Disdvantages of consolidating you debts

Debt consolidation, time to start spending

Although this option may help you save on interest charges, you still have a combined debt, which represents the total of your old debts. If you are not careful, and you still have access to your accounts and credit cards, there is a chance that you will be tempted to use them, therefore go further into debt.

Debt consolidation sometimes only treats the symptoms of debt and does not address the root problem. In some circumstances, snowballing debt may be a better solution. There are other alternatives to a debt consolidation loan, where unsecured debt is not "shifted" to secured debt, but is eliminated through a settlement or payment plan. Debt consolidation can be confusing for many people, so it is helpful to learn about all of your options, and sometimes with the help of an advisor.

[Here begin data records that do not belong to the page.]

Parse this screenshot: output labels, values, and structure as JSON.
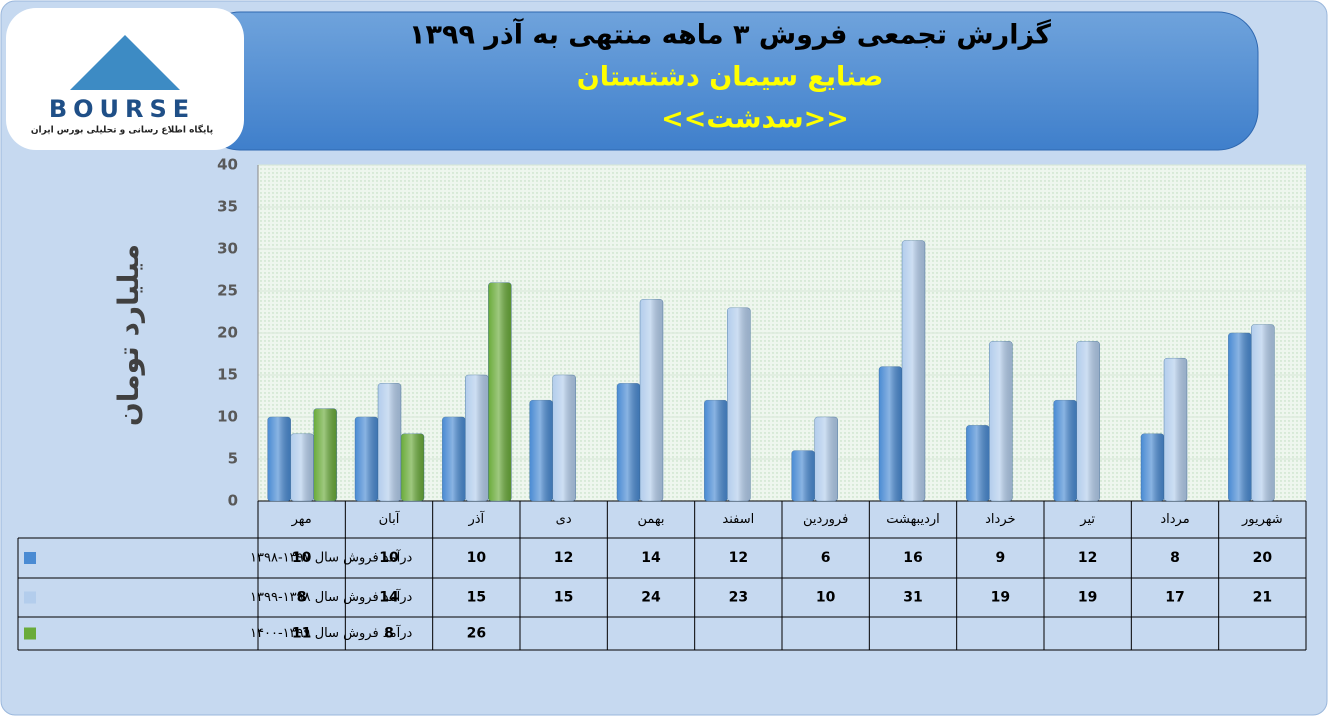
{
  "logo": {
    "name": "BOURSE",
    "tagline": "پایگاه اطلاع رسانی و تحلیلی بورس ایران"
  },
  "chart_data": {
    "type": "bar",
    "title": "گزارش تجمعی فروش ۳ ماهه منتهی به آذر ۱۳۹۹",
    "subtitle": "صنایع سیمان دشتستان",
    "symbol": "<<سدشت>>",
    "y_label": "میلیارد تومان",
    "categories": [
      "مهر",
      "آبان",
      "آذر",
      "دی",
      "بهمن",
      "اسفند",
      "فروردین",
      "اردیبهشت",
      "خرداد",
      "تیر",
      "مرداد",
      "شهریور"
    ],
    "series": [
      {
        "name": "درآمد فروش سال ۱۳۹۷-۱۳۹۸",
        "color": "#4a8bd3",
        "values": [
          10,
          10,
          10,
          12,
          14,
          12,
          6,
          16,
          9,
          12,
          8,
          20
        ]
      },
      {
        "name": "درآمد فروش سال ۱۳۹۸-۱۳۹۹",
        "color": "#b3cdec",
        "values": [
          8,
          14,
          15,
          15,
          24,
          23,
          10,
          31,
          19,
          19,
          17,
          21
        ]
      },
      {
        "name": "درآمد فروش سال ۱۳۹۹-۱۴۰۰",
        "color": "#6aab3a",
        "values": [
          11,
          8,
          26,
          null,
          null,
          null,
          null,
          null,
          null,
          null,
          null,
          null
        ]
      }
    ],
    "ylim": [
      0,
      40
    ],
    "yticks": [
      0,
      5,
      10,
      15,
      20,
      25,
      30,
      35,
      40
    ],
    "grid": true
  }
}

Financial institutions may not be flexible

Financial institutions may not be as flexible as your creditors. If you run into further problems, financial institutions will generally be less understanding and may refuse to accept a late payment. You must therefore make sure that this option is the best one for you.

Risk losing everything

The fact that most debt consolidation loans are a secured loan means you can find low interest rates, but it also means the lender has collateral they can attempt to seize if you default on the loan. For most individuals their homes will be used as collateral for a consolidation loan. That makes this type of loan arrangement very similar in nature to home equity loans - which are sometimes referred to as a debt consolidation mortgage loan.

Debt consolidation mean longer payment terms and more interest

Usually, unsecured debt consolidation loans (low debt consolidation loan obtained without owning a home) involve longer repayment term. So, even if your monthly payment is low, you actually end up paying much more in total interest throughout the longer term.